Uma singularidade que pende em equânime potência criativa tanto para o estilo de Amaral – jogar com a multiplicidade de personas dentro dos personagens (redundância? Se sim, tanto melhor) enquanto eles mesmos não necessariamente evoluem, mas se “mutacionam” (neologismo que possa englobar a mutação e a rotação no próprio eixo) – quanto para essa guinada política que se utiliza de suas figuras internas, ainda, claro, nomeadamente os “personagens”, mas não para torná-los bandeirolas funcionais: antes, a consciência esperta de que se uma negra, a esta altura do cinema-contexto brasileiro, sempre guardará, em potência, algo que infira sobre questões raciais/coloniais/classistas, seja ela uma personagem desejosamente pensada sem qualquer relação política que a transcenda ou não, porque é possível, sim, fazê-lo – se uma negra pode assim existir no cinema brasileiro, por suas idiossincrasias de fabricação enquanto persona(s), Camila Morgado pode muito ser a madame perfumada, hipócrita, preconceituosa e solene que, viradas de trama paradoxalmente simples e impensáveis depois, que vão se instalando às maneiras de Cronenberg, pulsionais, monstruosas, orgânicas, torna-se uma psycho-fatale dúbia e ardilosa, partilhada conosco pelos golpes de direcionamento e perspectiva da câmera que emulam, enfim, os gêneros como os vizinhos de cima o fizeram.

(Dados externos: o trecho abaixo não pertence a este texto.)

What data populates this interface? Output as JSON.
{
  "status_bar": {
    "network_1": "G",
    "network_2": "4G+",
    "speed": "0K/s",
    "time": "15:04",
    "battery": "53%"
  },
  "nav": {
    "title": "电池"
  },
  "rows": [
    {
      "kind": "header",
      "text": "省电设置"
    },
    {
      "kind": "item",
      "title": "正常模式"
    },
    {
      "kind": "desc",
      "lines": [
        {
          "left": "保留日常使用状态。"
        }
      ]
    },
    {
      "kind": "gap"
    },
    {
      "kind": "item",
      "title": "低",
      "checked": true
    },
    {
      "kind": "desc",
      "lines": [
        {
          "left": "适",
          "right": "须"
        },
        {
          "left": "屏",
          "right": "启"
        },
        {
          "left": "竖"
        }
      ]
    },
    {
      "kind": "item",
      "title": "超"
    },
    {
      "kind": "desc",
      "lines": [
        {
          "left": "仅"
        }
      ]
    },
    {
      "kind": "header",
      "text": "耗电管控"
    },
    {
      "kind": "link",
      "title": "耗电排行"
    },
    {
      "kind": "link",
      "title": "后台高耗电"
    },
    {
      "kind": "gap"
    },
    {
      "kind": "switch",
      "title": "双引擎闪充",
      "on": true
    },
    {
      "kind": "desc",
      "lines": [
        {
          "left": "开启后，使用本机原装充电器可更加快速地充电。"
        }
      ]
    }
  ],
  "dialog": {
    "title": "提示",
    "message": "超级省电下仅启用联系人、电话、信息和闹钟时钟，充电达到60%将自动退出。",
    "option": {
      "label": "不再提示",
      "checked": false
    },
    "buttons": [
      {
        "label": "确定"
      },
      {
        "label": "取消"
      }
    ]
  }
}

E se situar é uma função do tempo na sucessão dos espaços, montados, evidentemente uma costura que relaciona partes e Todo, que Murilo Benício brote de seu hábitat natural, o restaurante La Barca, enquanto um Dr. Jekyll transformado em monstro numa cena absurda, minutos a fio diante do espelho que capta as micro-mutações, tão surpreendentemente quanto o próprio ator, que parece ter ressurgido no cinema nacional das mais antigas cinzas – que Benício se prove um constructo perfeito de personagem tanto quanto a parceira Luciana Paes, esta novata recém-absorvida, é uma prova, por rebatimento, do quanto Gabriela Amaral, diretora e roteirista, evoca o bom contador de histórias que sabe seduzir o ouvido(olho) de quem está diante dele.

E ainda assim, ainda bem depois que estabelece um padrão que suceda à explosão putrefata e assassina do gerente, que leva os astros circundantes e não menos importantes a delírios de fúria, possessão sexual, crise existencial e, não se pode negar, sim, alguns arroubos melodramáticos demais que tentam tangenciar certa política, esse animal cordial (personagem, não título) consegue assustar tanto quanto é sedutor. Possível melhor personagem masculino do cinema brasileiro em anos, o gerente caipira viajado, forçosamente domesticado e connoiseur de vinhos, das mutações que fazem emergir o instinto à superfície, é tão brusca e deliciosamente modulado quanto a garçonete Sara, que se traveste, em menos de 2 horas, de feiona apaixonada, ajudante quase chegada ao nulo de si mesma, femme fatale, madame como ponto de fuga ideal, revoltada de classe e xamã sexual, entre outras máscaras que o ritmo e a multiplicidade de outras personas em cena não permite captar. 

Se algum aspecto cintilante Gabriela Amaral de fato apropria da Hollywood que glamourizou os gêneros à passionalidade imortal da paixão pelas imagens, este talvez não tenha sido de fato a caixinha de propriedades simuladas e reformuladas dos gêneros, mas a capacidade, ainda viva, ainda explosiva, do imaginário de articular aquela que é a singularidade mais pura do cinema: uma farsa do primeiro ao último segundo, mas tão crível que chegue a ser mais real que o próprio real, o rombo numa parede que encaminha ao sonho mais paradisíaco e horrível.